Borussia Dortmund

BVB verbessert Einlasskontrollen gegen Ingolstadt – ein kleines „Aber“ bleibt

Bei Borussia Dortmund greift beim Pokalspiel gegen Ingolstadt ein angepasstes Einlasskonzept. Fans und BVB-Personal sind zufrieden. Ein kleines „Aber“ bleibt allerdings.
Der BVB verbesserte sein Konzept der Einlasskontrollen vor dem DFB-Pokalspiel gegen Ingolstadt. © Hoffmann

Beim jüngsten Bundesliga-Heimspiel gegen Mainz hatten zahlreiche Fans von Borussia Dortmund das frühe Tor zum 1:0 verpasst. Gegen Ingolstadt konnte das nicht passieren – weil Borussia Dortmund sein Konzept der Einlasskontrolle verbessert hat (und kein Treffer fiel). Am Dienstagabend gegen Ingolstadt (live im TV und bei uns im Live-Ticker) verlief alles nahezu reibungslos – an einer Stelle könnte es aber noch haken.

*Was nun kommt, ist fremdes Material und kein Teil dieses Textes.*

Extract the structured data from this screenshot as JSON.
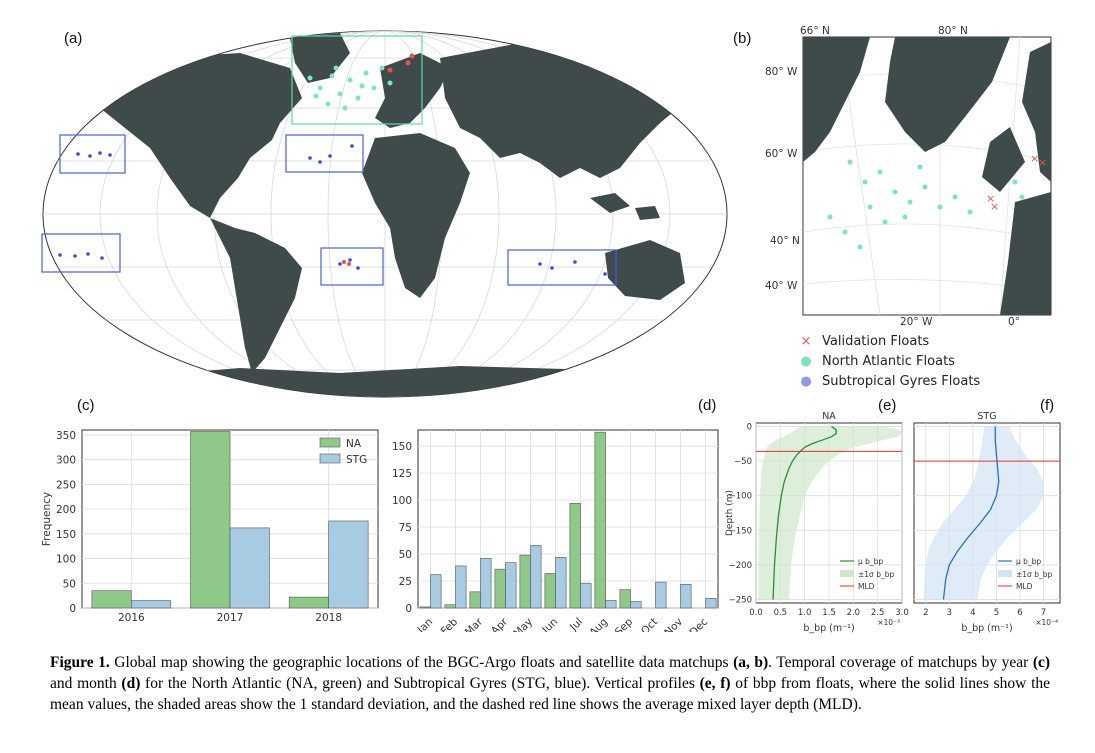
{
  "panels": {
    "a": "(a)",
    "b": "(b)",
    "c": "(c)",
    "d": "(d)",
    "e": "(e)",
    "f": "(f)"
  },
  "map_b": {
    "lon_top": [
      "66° N",
      "80° N"
    ],
    "lat_left": [
      "80° W",
      "60° W",
      "40° N",
      "40° W"
    ],
    "lon_bottom": [
      "20° W",
      "0°"
    ]
  },
  "legend_floats": [
    {
      "marker": "×",
      "label": "Validation Floats",
      "color": "#e05555"
    },
    {
      "marker": "●",
      "label": "North Atlantic Floats",
      "color": "#7fe3bd"
    },
    {
      "marker": "●",
      "label": "Subtropical Gyres Floats",
      "color": "#8c9ae8"
    }
  ],
  "colors": {
    "na": "#8fc98a",
    "stg": "#a6cbe3",
    "na_line": "#2e8b3a",
    "stg_line": "#2a72b5",
    "mld": "#e53030",
    "land": "#3f4a4a"
  },
  "chart_data": [
    {
      "type": "bar",
      "panel": "c",
      "categories": [
        "2016",
        "2017",
        "2018"
      ],
      "series": [
        {
          "name": "NA",
          "values": [
            35,
            357,
            22
          ]
        },
        {
          "name": "STG",
          "values": [
            15,
            162,
            176
          ]
        }
      ],
      "ylabel": "Frequency",
      "ylim": [
        0,
        360
      ],
      "yticks": [
        "0",
        "50",
        "100",
        "150",
        "200",
        "250",
        "300",
        "350"
      ],
      "legend": "top-right",
      "grid": true
    },
    {
      "type": "bar",
      "panel": "d",
      "categories": [
        "Jan",
        "Feb",
        "Mar",
        "Apr",
        "May",
        "Jun",
        "Jul",
        "Aug",
        "Sep",
        "Oct",
        "Nov",
        "Dec"
      ],
      "series": [
        {
          "name": "NA",
          "values": [
            1,
            3,
            15,
            36,
            49,
            32,
            97,
            163,
            17,
            0,
            0,
            0
          ]
        },
        {
          "name": "STG",
          "values": [
            31,
            39,
            46,
            42,
            58,
            47,
            23,
            7,
            6,
            24,
            22,
            9
          ]
        }
      ],
      "ylim": [
        0,
        165
      ],
      "yticks": [
        "0",
        "25",
        "50",
        "75",
        "100",
        "125",
        "150"
      ],
      "grid": true
    },
    {
      "type": "line",
      "panel": "e",
      "title": "NA",
      "xlabel": "b_bp (m⁻¹)",
      "xunit": "×10⁻³",
      "ylabel": "Depth (m)",
      "xlim": [
        0.0,
        3.0
      ],
      "ylim": [
        -255,
        5
      ],
      "xticks": [
        "0.0",
        "0.5",
        "1.0",
        "1.5",
        "2.0",
        "2.5",
        "3.0"
      ],
      "yticks": [
        "0",
        "−50",
        "−100",
        "−150",
        "−200",
        "−250"
      ],
      "mean": {
        "depth": [
          0,
          -5,
          -10,
          -15,
          -20,
          -25,
          -30,
          -40,
          -50,
          -60,
          -80,
          -100,
          -130,
          -160,
          -200,
          -250
        ],
        "value": [
          1.55,
          1.65,
          1.65,
          1.55,
          1.35,
          1.15,
          1.0,
          0.85,
          0.75,
          0.68,
          0.58,
          0.52,
          0.46,
          0.42,
          0.38,
          0.35
        ]
      },
      "sd_lower": [
        0.9,
        0.8,
        0.7,
        0.55,
        0.4,
        0.3,
        0.22,
        0.18,
        0.15,
        0.12,
        0.1,
        0.08,
        0.07,
        0.06,
        0.05,
        0.05
      ],
      "sd_upper": [
        2.6,
        2.95,
        3.0,
        2.9,
        2.6,
        2.3,
        2.0,
        1.7,
        1.5,
        1.35,
        1.15,
        1.0,
        0.9,
        0.8,
        0.72,
        0.68
      ],
      "mld": -36,
      "legend": [
        "μ b_bp",
        "±1σ b_bp",
        "MLD"
      ]
    },
    {
      "type": "line",
      "panel": "f",
      "title": "STG",
      "xlabel": "b_bp (m⁻¹)",
      "xunit": "×10⁻⁴",
      "xlim": [
        1.5,
        7.7
      ],
      "ylim": [
        -255,
        5
      ],
      "xticks": [
        "2",
        "3",
        "4",
        "5",
        "6",
        "7"
      ],
      "mean": {
        "depth": [
          0,
          -20,
          -40,
          -60,
          -80,
          -100,
          -120,
          -140,
          -160,
          -180,
          -200,
          -220,
          -250
        ],
        "value": [
          4.95,
          4.95,
          5.0,
          5.05,
          5.1,
          5.0,
          4.75,
          4.3,
          3.8,
          3.35,
          3.0,
          2.85,
          2.75
        ]
      },
      "sd_lower": [
        4.5,
        4.4,
        4.3,
        4.2,
        4.0,
        3.7,
        3.2,
        2.7,
        2.35,
        2.1,
        2.0,
        1.95,
        1.9
      ],
      "sd_upper": [
        5.55,
        5.8,
        6.2,
        6.7,
        7.0,
        7.0,
        6.7,
        6.1,
        5.5,
        5.0,
        4.6,
        4.35,
        4.2
      ],
      "mld": -50,
      "legend": [
        "μ b_bp",
        "±1σ b_bp",
        "MLD"
      ]
    }
  ],
  "caption": {
    "fig": "Figure 1.",
    "t1": " Global map showing the geographic locations of the BGC-Argo floats and satellite data matchups ",
    "ab": "(a, b)",
    "t2": ". Temporal coverage of matchups by year ",
    "c": "(c)",
    "t3": " and month ",
    "d": "(d)",
    "t4": " for the North Atlantic (NA, green) and Subtropical Gyres (STG, blue). Vertical profiles ",
    "ef": "(e, f)",
    "t5": " of bbp from floats, where the solid lines show the mean values, the shaded areas show the 1 standard deviation, and the dashed red line shows the average mixed layer depth (MLD)."
  }
}
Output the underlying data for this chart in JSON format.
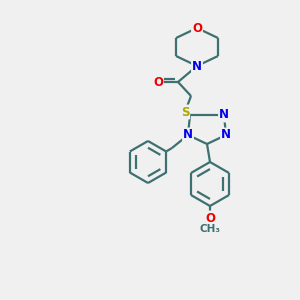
{
  "bg_color": "#f0f0f0",
  "atom_colors": {
    "C": "#3d7070",
    "N": "#0000ee",
    "O": "#ee0000",
    "S": "#aaaa00"
  },
  "bond_color": "#3d7070",
  "line_width": 1.6,
  "font_size_atom": 8.5
}
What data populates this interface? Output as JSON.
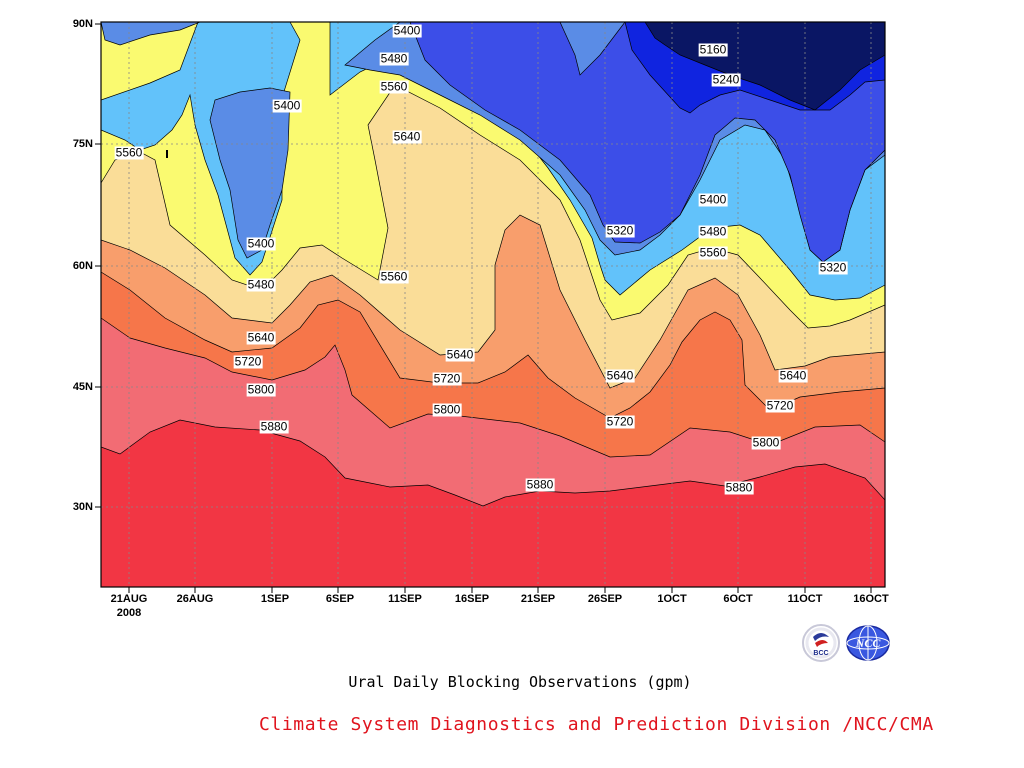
{
  "chart_data": {
    "type": "heatmap",
    "title": "Ural Daily Blocking Observations (gpm)",
    "xlabel": "",
    "ylabel": "",
    "x_ticks": [
      "21AUG",
      "26AUG",
      "1SEP",
      "6SEP",
      "11SEP",
      "16SEP",
      "21SEP",
      "26SEP",
      "1OCT",
      "6OCT",
      "11OCT",
      "16OCT"
    ],
    "x_sub": "2008",
    "y_ticks": [
      "90N",
      "75N",
      "60N",
      "45N",
      "30N"
    ],
    "xlim": [
      "20AUG2008",
      "16OCT2008"
    ],
    "ylim": [
      20,
      90
    ],
    "contour_levels": [
      5160,
      5240,
      5320,
      5400,
      5480,
      5560,
      5640,
      5720,
      5800,
      5880
    ],
    "contour_labels": [
      "5400",
      "5480",
      "5560",
      "5160",
      "5240",
      "5400",
      "5560",
      "5640",
      "5400",
      "5320",
      "5400",
      "5480",
      "5560",
      "5480",
      "5560",
      "5320",
      "5640",
      "5640",
      "5720",
      "5720",
      "5800",
      "5800",
      "5640",
      "5720",
      "5640",
      "5720",
      "5800",
      "5880",
      "5880",
      "5880"
    ],
    "colors": [
      "#0a1664",
      "#1024e0",
      "#3c4ee8",
      "#5a8ce6",
      "#62c2fa",
      "#fafa70",
      "#fadd98",
      "#f89e6c",
      "#f6764a",
      "#f26c74",
      "#f23644"
    ]
  },
  "footer": {
    "credit": "Climate System Diagnostics and Prediction Division /NCC/CMA",
    "logo_left_text": "BCC",
    "logo_right_text": "NCC"
  }
}
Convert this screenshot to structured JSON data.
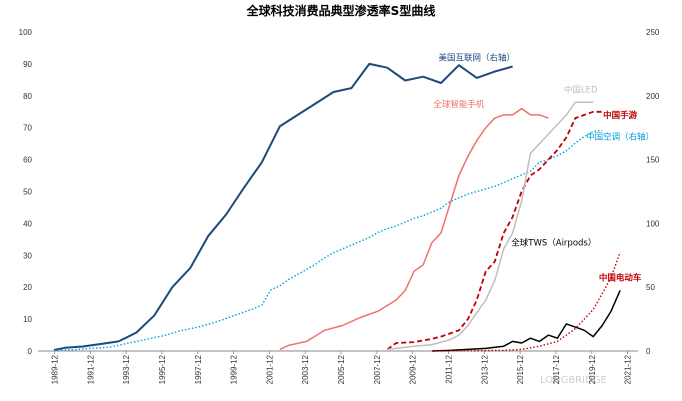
{
  "chart_data": {
    "type": "line",
    "title": "全球科技消费品典型渗透率S型曲线",
    "xlabel": "",
    "ylabel_left": "",
    "ylabel_right": "",
    "x_start_year": 1989,
    "x_end_year": 2022.5,
    "x_tick_labels": [
      "1989-12",
      "1991-12",
      "1993-12",
      "1995-12",
      "1997-12",
      "1999-12",
      "2001-12",
      "2003-12",
      "2005-12",
      "2007-12",
      "2009-12",
      "2011-12",
      "2013-12",
      "2015-12",
      "2017-12",
      "2019-12",
      "2021-12"
    ],
    "y_left": {
      "min": 0,
      "max": 100,
      "ticks": [
        0,
        10,
        20,
        30,
        40,
        50,
        60,
        70,
        80,
        90,
        100
      ]
    },
    "y_right": {
      "min": 0,
      "max": 250,
      "ticks": [
        0,
        50,
        100,
        150,
        200,
        250
      ]
    },
    "watermark": "LONGBRIDGE",
    "series": [
      {
        "name": "美国互联网（右轴）",
        "axis": "right",
        "color": "#1f497d",
        "style": "solid",
        "width": 2,
        "x": [
          1989.9,
          1990.5,
          1991.5,
          1992.5,
          1993.5,
          1994.5,
          1995.5,
          1996.5,
          1997.5,
          1998.5,
          1999.5,
          2000.5,
          2001.5,
          2002.5,
          2003.5,
          2004.5,
          2005.5,
          2006.5,
          2007.5,
          2008.5,
          2009.5,
          2010.5,
          2011.5,
          2012.5,
          2013.5,
          2014.5,
          2015.5
        ],
        "values": [
          0.8,
          2.5,
          3.5,
          5.5,
          7.5,
          14.5,
          28,
          50,
          65,
          90,
          107,
          128,
          148,
          176,
          185,
          194,
          203,
          206,
          225,
          222,
          212,
          215,
          210,
          224,
          214,
          219,
          223
        ],
        "label_pos": [
          2013.5,
          230
        ]
      },
      {
        "name": "中国空调（右轴）",
        "axis": "right",
        "color": "#00a0e0",
        "style": "dotted",
        "width": 1.4,
        "x": [
          1989.9,
          1991,
          1992,
          1993,
          1994,
          1995,
          1996,
          1997,
          1998,
          1999,
          2000,
          2001,
          2001.5,
          2002,
          2002.5,
          2003,
          2003.5,
          2004,
          2004.5,
          2005,
          2005.5,
          2006,
          2006.5,
          2007,
          2007.5,
          2008,
          2008.5,
          2009,
          2009.5,
          2010,
          2010.5,
          2011,
          2011.5,
          2012,
          2012.5,
          2013,
          2013.5,
          2014,
          2014.5,
          2015,
          2015.5,
          2016,
          2016.5,
          2017,
          2017.5,
          2018,
          2018.5,
          2019,
          2019.5,
          2020,
          2020.5
        ],
        "values": [
          0.5,
          1,
          2,
          3,
          6,
          9,
          12,
          16,
          19,
          23,
          28,
          33,
          36,
          48,
          51,
          56,
          60,
          64,
          68,
          73,
          77,
          80,
          83,
          86,
          89,
          93,
          96,
          98,
          101,
          104,
          106,
          109,
          112,
          117,
          120,
          123,
          125,
          127,
          129,
          132,
          135,
          138,
          141,
          148,
          150,
          153,
          157,
          163,
          168,
          172,
          173
        ],
        "label_pos": [
          2021.5,
          168
        ]
      },
      {
        "name": "全球智能手机",
        "axis": "left",
        "color": "#f0706a",
        "style": "solid",
        "width": 1.5,
        "x": [
          2002.5,
          2003,
          2004,
          2005,
          2006,
          2007,
          2008,
          2009,
          2009.5,
          2010,
          2010.5,
          2011,
          2011.5,
          2012,
          2012.5,
          2013,
          2013.5,
          2014,
          2014.5,
          2015,
          2015.5,
          2016,
          2016.5,
          2017,
          2017.5
        ],
        "values": [
          0.5,
          1.8,
          3,
          6.5,
          8,
          10.5,
          12.5,
          16,
          19,
          25,
          27,
          34,
          37,
          46,
          55,
          61,
          66,
          70,
          73,
          74,
          74,
          76,
          74,
          74,
          73
        ],
        "label_pos": [
          2012.5,
          77.5
        ]
      },
      {
        "name": "中国手游",
        "axis": "left",
        "color": "#c00000",
        "style": "dashed",
        "width": 1.8,
        "x": [
          2008.5,
          2009,
          2010,
          2011,
          2011.5,
          2012,
          2012.5,
          2013,
          2013.5,
          2014,
          2014.5,
          2015,
          2015.5,
          2016,
          2016.5,
          2017,
          2017.5,
          2018,
          2018.5,
          2019,
          2019.5,
          2020,
          2020.5
        ],
        "values": [
          0.5,
          2.5,
          2.8,
          3.8,
          4.5,
          5.5,
          6.5,
          10,
          16,
          25,
          28,
          37,
          42,
          50,
          55,
          57,
          60,
          63,
          67,
          73,
          74,
          75,
          75
        ],
        "label_pos": [
          2021.5,
          74
        ]
      },
      {
        "name": "中国LED",
        "axis": "left",
        "color": "#bfbfbf",
        "style": "solid",
        "width": 1.5,
        "x": [
          2008.5,
          2009,
          2010,
          2011,
          2012,
          2012.5,
          2013,
          2013.5,
          2014,
          2014.5,
          2015,
          2015.5,
          2016,
          2016.5,
          2017,
          2017.5,
          2018,
          2018.5,
          2019,
          2019.5,
          2020
        ],
        "values": [
          0.5,
          0.8,
          1.5,
          2,
          3.5,
          5,
          8,
          12,
          16,
          22,
          32,
          37,
          47,
          62,
          65,
          68,
          71,
          74,
          78,
          78,
          78
        ],
        "label_pos": [
          2019.3,
          82
        ]
      },
      {
        "name": "全球TWS（Airpods）",
        "axis": "left",
        "color": "#000000",
        "style": "solid",
        "width": 1.5,
        "x": [
          2011,
          2012,
          2013,
          2014,
          2015,
          2015.5,
          2016,
          2016.5,
          2017,
          2017.5,
          2018,
          2018.5,
          2019,
          2019.5,
          2020,
          2020.5,
          2021,
          2021.5
        ],
        "values": [
          0,
          0.2,
          0.5,
          0.8,
          1.5,
          3,
          2.5,
          4,
          3,
          5,
          4,
          8.5,
          7.5,
          6.5,
          4.5,
          8,
          12.5,
          19
        ],
        "label_pos": [
          2017.8,
          34
        ]
      },
      {
        "name": "中国电动车",
        "axis": "left",
        "color": "#c00000",
        "style": "dotted",
        "width": 1.4,
        "x": [
          2011,
          2013,
          2015,
          2016,
          2017,
          2018,
          2018.5,
          2019,
          2019.5,
          2020,
          2020.5,
          2021,
          2021.5
        ],
        "values": [
          0,
          0.1,
          0.2,
          0.5,
          1.5,
          3,
          5,
          7,
          10,
          13,
          18,
          23,
          31
        ],
        "label_pos": [
          2021.5,
          23
        ]
      }
    ]
  }
}
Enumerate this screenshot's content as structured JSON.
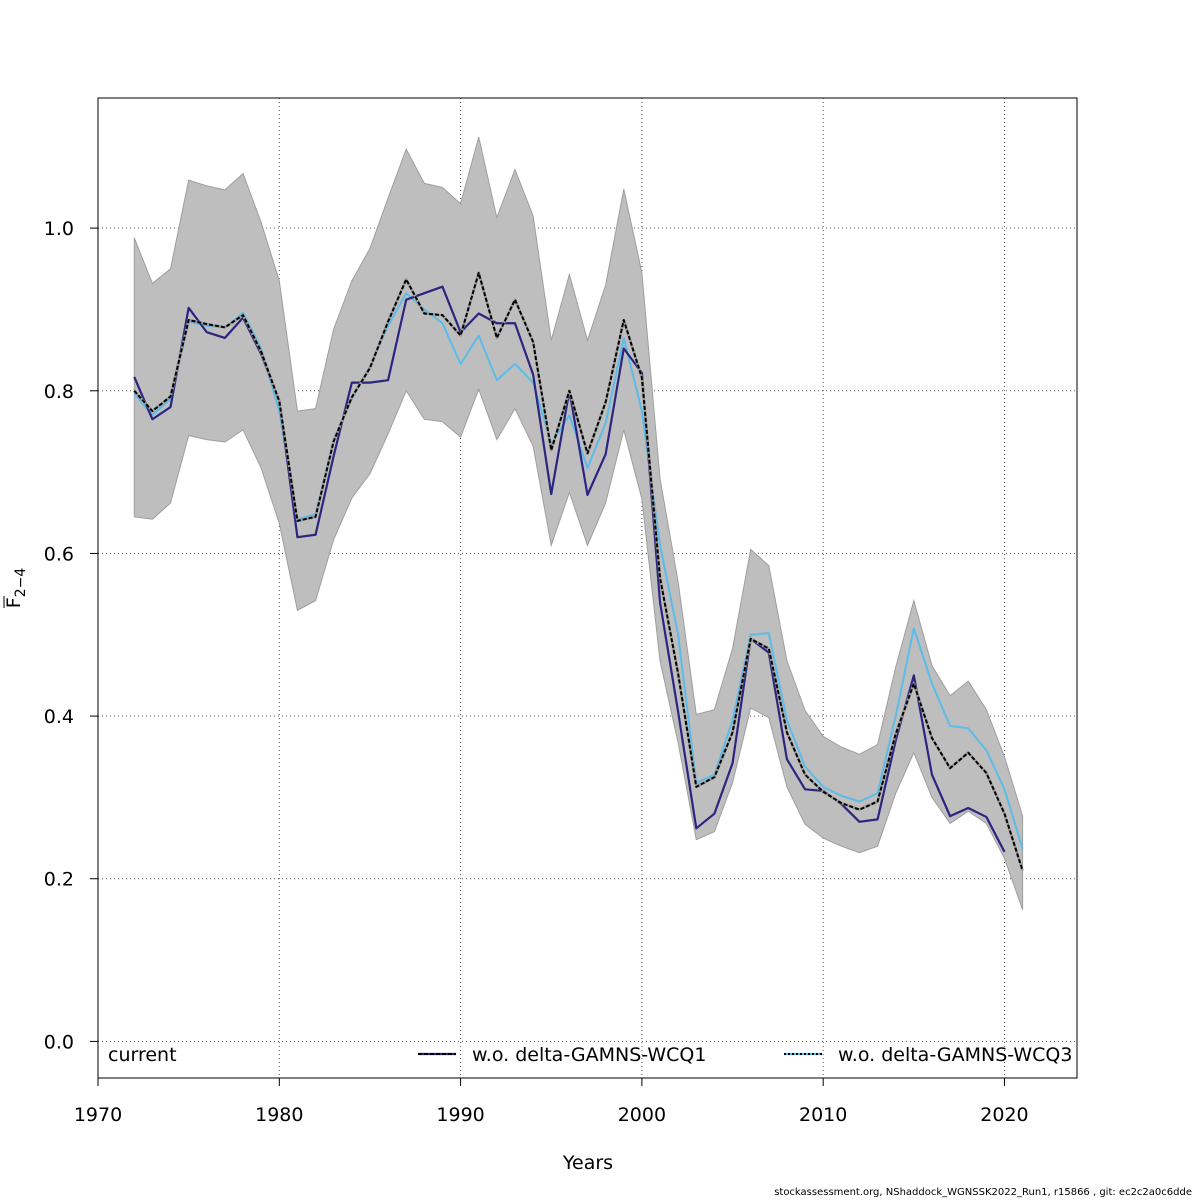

BVB-Einlasskontrollen gegen Ingolstadt: Nadelöhr Süd-Ost wird beschallt

Vor allem im Nadelöhr Süd-Ost hatte der BVB nach dem Heimspiel gegen Mainz Verbesserungspotenzial erkannt und einige Änderungen vorgenommen. Waren damals noch Ordner mit Megafonen in der Masse kaum bis gar nicht wahrzunehmen, sorgte am Dienstag eine neue Beschallungsanlage für einen guten Informationsfluss. Alle fünf Minuten ertönte eine Durchsage, die die Fans darauf hinwies, alle Unterlagen für die „Corona-Kontrolle“ bereitzuhalten. Das Problem: Nicht alle setzten das um.

„Einige Fans haben leider immer noch nicht verstanden, dass sie auch ihren Personalausweis bereithalten müssen“, erklärte ein BVB-Mitarbeiter. Wieder andere schwarzgelbe Anhänger – wohl gemerkt ein kleiner Teil – hatte andere Unterlagen nicht griffbereit oder stand schlichtweg am falschen Eingang. Zu einem großen Stau wie gegen Mainz kam es allerdings nicht. Auch, weil Borussia Dortmund mehr Ordner an den Eingängen platziert und die Kontroll-Kapazitäten erhöht hatte.

BVB gegen FC Ingolstadt: Kein Stau am Süd-Ost-Eingang

„Es lief heute wesentlich entspannter ab“, bestätigte ein Ordner auf Nachfrage der Ruhr Nachrichten. Bereits mehr als 20 Minuten vor Anpfiff leerte sich der Vorplatz zum Süd-Ost-Eingang. Nur noch einzelne Nachzügler mussten von den zahlreichen BVB-Mitarbeitern vor den Drehkreuzen gecheckt werden.

Es lässt sich konstatieren, dass der BVB nach dem Mainz-Spiel sein Konzept an den richtigen Stellen nachgebessert hat. Ein „Aber“ bleibt allerdings: Gegen Ingolstadt strömten gut 20.000 Fans ins Stadion. Zwar bestand das Nadelöhr Süd-Ost den Härtetest mit rund 12.000 Fans – die Anreise verlief aufgrund der geringeren Anzahl an Zuschauern wesentlich stressfreier und die meisten Fans konnten auch deshalb ihren Timeslot einhalten. Die echte Generalprobe, ob das neue Konzept der Einlasskontrolle auch wirklich greift, erfolgt erst bei der Partie gegen den 1. FC Köln am Samstag und spätestens in der Champions League in der kommenden Woche gegen Ajax Amsterdam.